I think the easiest summation of the groups drop in quality is pretty brief: self-awareness. Where Fall Out Boy initially weren't going out of their way to impress anyone by changing their sound, Infinity on High sounds like it is directly trying to appeal to the massive audience they had officially been introduced to. The harder edges are deeply softened, and the grander production waters down the punk aspects of their sound, opting instead for unapologetic pop bangers. As derivative as the album is on the surface, it still excelled at its primary goal of maintaining momentum, and ultimately there are some really stellar sounding songs on here that still stick with you.
The most obvious drop in quality is Wentz's songwriting. Like, by far. His creativity and biting wit are so removed from Infinity on High that it's unmissable; the songs range from unimaginative one-liners to unrelatable jargon about their newfound fame. It's deeply cliched, and there are very few moments in which the songwriting doesn't force you to cringe at how tone-deaf the album is to what made the group so popular to begin with. Every song is guilty of this offense, and it brings down the quality of an otherwise at least catchy and fun record.

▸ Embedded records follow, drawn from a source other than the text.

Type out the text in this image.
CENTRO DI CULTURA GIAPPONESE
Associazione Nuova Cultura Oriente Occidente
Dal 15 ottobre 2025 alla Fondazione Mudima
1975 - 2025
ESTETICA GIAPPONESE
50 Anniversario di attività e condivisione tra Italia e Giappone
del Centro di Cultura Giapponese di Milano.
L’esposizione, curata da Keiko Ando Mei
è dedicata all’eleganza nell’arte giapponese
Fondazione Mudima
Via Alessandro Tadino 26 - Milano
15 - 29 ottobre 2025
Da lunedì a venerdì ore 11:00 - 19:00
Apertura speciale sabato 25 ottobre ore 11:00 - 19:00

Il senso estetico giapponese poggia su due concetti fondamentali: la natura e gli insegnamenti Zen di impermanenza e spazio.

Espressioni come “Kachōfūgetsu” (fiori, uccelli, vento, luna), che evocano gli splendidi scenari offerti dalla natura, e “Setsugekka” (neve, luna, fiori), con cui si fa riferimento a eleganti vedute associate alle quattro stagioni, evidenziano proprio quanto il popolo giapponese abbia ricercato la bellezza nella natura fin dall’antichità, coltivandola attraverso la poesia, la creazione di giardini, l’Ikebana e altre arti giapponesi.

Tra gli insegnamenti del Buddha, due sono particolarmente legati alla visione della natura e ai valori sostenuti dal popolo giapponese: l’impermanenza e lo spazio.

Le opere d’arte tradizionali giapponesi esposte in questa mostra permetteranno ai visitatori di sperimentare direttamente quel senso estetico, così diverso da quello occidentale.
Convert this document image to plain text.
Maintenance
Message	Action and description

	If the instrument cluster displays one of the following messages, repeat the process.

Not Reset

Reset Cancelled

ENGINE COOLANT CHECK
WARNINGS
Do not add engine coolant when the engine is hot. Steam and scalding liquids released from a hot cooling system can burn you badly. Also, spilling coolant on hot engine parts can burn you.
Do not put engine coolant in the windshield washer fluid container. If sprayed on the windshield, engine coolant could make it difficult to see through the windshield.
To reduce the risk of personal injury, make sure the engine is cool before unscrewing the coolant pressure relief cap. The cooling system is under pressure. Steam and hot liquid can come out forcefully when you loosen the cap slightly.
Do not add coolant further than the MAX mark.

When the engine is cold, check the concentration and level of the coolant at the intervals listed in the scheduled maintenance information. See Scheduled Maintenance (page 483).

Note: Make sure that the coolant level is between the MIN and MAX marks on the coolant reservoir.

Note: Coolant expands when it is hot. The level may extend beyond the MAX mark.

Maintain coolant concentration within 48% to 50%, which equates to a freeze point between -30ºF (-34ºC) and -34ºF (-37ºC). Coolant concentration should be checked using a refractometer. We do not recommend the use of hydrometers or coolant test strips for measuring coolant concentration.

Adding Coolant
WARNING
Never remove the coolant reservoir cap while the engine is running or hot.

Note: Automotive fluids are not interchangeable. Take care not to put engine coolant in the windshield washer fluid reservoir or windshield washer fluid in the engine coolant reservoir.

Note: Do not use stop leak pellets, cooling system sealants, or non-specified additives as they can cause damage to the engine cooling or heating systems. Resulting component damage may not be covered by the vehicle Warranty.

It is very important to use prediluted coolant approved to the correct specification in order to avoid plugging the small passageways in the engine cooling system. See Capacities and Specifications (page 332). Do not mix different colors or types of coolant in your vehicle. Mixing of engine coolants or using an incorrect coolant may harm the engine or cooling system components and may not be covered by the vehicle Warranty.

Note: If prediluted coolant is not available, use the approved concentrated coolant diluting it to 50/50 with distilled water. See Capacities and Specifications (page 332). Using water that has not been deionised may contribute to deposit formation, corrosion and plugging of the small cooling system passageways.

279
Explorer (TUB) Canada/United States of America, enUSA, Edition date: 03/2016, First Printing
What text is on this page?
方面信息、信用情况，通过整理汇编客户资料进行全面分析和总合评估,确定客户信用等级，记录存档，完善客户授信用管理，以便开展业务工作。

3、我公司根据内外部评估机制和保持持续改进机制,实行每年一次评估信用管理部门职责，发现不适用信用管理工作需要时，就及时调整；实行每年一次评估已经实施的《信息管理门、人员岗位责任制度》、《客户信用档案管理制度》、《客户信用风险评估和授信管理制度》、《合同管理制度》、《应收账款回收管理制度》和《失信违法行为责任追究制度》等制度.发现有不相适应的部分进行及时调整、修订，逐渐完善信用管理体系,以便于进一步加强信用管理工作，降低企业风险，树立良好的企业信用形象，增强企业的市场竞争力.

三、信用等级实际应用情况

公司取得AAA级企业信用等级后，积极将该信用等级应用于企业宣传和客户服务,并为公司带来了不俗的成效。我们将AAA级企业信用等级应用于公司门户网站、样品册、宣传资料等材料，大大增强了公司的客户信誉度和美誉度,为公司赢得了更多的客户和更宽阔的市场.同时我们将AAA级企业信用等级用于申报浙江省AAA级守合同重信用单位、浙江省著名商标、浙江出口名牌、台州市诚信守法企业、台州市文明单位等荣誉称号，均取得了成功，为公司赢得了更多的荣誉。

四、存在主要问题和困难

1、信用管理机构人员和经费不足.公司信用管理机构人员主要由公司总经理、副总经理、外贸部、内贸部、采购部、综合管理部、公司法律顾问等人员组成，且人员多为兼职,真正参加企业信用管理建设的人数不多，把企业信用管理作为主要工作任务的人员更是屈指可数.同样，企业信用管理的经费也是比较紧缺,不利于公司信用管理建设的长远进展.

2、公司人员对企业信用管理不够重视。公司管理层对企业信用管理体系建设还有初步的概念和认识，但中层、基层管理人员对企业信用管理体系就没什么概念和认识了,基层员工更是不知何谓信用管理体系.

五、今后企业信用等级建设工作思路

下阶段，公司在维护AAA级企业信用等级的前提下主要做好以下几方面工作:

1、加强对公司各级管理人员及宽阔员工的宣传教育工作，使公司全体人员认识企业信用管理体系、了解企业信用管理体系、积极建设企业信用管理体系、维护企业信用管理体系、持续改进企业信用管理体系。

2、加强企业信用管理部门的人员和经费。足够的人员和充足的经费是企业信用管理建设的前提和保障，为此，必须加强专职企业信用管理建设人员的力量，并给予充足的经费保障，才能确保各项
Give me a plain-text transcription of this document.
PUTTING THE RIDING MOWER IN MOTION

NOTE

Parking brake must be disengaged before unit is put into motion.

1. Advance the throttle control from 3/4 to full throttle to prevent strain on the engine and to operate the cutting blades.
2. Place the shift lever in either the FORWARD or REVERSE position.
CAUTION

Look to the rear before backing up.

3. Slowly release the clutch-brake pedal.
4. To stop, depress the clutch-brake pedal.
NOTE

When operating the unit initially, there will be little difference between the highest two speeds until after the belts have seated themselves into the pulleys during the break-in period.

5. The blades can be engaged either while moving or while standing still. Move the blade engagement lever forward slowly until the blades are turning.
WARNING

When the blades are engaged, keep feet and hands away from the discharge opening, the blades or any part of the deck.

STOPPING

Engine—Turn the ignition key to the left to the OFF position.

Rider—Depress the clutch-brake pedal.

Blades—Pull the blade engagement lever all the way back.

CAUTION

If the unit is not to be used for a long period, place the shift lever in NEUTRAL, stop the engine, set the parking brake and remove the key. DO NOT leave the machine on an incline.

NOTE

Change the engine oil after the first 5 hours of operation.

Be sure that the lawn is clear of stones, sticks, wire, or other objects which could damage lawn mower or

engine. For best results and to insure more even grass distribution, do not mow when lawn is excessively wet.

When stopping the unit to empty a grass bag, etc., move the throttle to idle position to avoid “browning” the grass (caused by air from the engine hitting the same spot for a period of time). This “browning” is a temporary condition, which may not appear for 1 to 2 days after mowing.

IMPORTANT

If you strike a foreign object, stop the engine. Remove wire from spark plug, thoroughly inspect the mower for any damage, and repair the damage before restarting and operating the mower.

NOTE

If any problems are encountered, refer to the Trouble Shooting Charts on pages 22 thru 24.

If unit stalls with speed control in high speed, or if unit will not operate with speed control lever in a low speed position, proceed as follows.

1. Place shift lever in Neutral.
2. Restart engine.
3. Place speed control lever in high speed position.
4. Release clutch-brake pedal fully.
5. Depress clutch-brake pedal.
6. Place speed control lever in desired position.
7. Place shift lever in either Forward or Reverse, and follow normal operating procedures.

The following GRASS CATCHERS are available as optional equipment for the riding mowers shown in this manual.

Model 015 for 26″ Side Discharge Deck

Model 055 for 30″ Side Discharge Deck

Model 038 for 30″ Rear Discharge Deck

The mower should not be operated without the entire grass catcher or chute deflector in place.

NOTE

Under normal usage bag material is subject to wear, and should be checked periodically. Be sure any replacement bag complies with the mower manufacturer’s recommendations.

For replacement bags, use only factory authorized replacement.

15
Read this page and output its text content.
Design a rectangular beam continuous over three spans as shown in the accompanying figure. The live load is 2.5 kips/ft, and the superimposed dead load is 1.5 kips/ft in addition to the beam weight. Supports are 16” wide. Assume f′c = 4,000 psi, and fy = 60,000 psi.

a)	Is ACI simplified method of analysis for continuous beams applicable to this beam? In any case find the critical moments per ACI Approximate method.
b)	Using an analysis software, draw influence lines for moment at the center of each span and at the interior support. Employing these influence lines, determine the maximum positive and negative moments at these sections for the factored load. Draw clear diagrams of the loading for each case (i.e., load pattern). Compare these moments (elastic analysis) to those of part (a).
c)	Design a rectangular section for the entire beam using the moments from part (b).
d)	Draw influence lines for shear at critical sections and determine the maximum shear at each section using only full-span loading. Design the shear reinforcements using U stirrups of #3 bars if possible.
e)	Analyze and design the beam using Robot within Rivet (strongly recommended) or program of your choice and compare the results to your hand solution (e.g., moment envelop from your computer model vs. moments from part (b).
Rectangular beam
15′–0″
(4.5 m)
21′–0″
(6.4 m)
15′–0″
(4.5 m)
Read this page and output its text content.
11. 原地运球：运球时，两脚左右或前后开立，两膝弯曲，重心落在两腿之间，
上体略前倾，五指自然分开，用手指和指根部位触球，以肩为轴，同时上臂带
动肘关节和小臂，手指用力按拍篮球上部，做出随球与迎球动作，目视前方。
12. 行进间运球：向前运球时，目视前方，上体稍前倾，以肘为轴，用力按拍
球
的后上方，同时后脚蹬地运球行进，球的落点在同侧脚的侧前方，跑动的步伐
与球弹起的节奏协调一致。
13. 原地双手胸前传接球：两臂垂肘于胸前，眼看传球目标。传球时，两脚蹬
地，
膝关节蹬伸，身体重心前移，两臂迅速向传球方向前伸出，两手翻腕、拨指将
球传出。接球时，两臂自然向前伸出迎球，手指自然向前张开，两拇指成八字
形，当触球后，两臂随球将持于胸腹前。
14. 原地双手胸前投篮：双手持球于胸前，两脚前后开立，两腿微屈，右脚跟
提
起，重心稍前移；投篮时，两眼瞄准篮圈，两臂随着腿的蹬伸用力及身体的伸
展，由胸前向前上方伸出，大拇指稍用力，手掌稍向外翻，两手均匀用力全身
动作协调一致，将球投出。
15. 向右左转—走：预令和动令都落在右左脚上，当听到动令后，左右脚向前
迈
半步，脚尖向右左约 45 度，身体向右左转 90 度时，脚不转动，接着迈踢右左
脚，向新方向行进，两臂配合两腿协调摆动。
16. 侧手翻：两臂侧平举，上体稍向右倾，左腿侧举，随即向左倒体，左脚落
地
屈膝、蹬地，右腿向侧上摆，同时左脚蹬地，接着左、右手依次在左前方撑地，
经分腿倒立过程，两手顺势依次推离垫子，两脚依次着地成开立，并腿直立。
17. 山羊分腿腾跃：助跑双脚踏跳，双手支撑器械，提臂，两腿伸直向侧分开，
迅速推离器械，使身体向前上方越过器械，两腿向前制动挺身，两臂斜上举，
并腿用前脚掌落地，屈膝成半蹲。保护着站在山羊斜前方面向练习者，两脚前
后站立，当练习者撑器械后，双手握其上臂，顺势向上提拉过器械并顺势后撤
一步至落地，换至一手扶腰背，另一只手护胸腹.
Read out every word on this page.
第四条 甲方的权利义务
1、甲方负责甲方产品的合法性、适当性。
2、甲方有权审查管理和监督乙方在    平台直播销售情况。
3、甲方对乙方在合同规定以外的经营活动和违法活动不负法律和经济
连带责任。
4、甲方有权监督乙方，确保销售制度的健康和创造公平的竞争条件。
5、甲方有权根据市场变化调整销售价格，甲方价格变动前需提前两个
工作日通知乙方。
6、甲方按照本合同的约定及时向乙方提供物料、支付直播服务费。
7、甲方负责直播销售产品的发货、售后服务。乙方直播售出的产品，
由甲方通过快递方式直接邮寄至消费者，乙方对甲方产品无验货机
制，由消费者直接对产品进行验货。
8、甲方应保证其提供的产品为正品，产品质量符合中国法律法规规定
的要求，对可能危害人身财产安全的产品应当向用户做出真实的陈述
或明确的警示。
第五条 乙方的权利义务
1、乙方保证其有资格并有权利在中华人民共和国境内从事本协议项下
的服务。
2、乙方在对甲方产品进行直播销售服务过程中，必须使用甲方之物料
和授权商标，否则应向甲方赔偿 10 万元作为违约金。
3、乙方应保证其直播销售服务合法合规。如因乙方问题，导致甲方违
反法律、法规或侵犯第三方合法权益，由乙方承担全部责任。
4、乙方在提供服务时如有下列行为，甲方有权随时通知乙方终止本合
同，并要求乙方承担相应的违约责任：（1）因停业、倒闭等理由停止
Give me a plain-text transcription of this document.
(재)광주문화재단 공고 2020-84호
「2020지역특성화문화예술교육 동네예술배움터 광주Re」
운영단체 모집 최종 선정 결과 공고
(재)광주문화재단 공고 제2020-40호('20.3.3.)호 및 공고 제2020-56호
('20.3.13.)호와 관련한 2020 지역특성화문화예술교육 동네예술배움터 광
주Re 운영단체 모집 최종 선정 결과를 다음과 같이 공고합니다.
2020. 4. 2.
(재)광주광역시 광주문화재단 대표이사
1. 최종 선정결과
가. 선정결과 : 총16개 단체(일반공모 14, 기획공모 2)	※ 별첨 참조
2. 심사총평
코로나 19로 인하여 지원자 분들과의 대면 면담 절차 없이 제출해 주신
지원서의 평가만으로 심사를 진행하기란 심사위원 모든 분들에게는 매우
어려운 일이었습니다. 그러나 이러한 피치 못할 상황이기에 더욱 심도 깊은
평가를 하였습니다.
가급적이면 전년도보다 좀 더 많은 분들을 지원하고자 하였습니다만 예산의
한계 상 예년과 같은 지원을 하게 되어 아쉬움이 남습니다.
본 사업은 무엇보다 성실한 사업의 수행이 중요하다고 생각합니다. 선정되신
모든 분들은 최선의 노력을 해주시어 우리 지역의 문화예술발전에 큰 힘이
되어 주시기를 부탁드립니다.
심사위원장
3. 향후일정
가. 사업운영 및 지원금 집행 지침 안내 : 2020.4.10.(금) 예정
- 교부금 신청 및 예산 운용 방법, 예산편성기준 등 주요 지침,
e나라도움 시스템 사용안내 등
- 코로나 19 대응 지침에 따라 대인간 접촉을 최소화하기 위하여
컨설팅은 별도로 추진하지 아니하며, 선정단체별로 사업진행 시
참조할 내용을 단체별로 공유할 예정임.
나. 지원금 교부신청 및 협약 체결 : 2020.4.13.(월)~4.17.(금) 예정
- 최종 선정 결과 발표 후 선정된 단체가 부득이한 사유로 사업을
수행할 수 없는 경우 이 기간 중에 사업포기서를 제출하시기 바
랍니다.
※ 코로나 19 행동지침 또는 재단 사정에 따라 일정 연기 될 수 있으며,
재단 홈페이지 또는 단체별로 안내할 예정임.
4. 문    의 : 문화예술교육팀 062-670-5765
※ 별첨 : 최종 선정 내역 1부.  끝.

Infinity on High wasn't afraid to show its hand in many ways. The pop punk movement that had come into swing only a couple years prior was already emphatically on its way out, and Fall Out Boy drove the first nail in the coffin. Had Fall Out Boy maintained their previous sound it could have proved that pop punk was something worth investing in, but instead the band actively proclaimed that the only way to survive in a music scene is to adapt to what you think the people want. I rarely throw this term around because it's a pretty overused and misunderstood one - Fall Out Boy, deeply and truly, sold out. One has to wonder what could have happened to rock music had the group done something different here.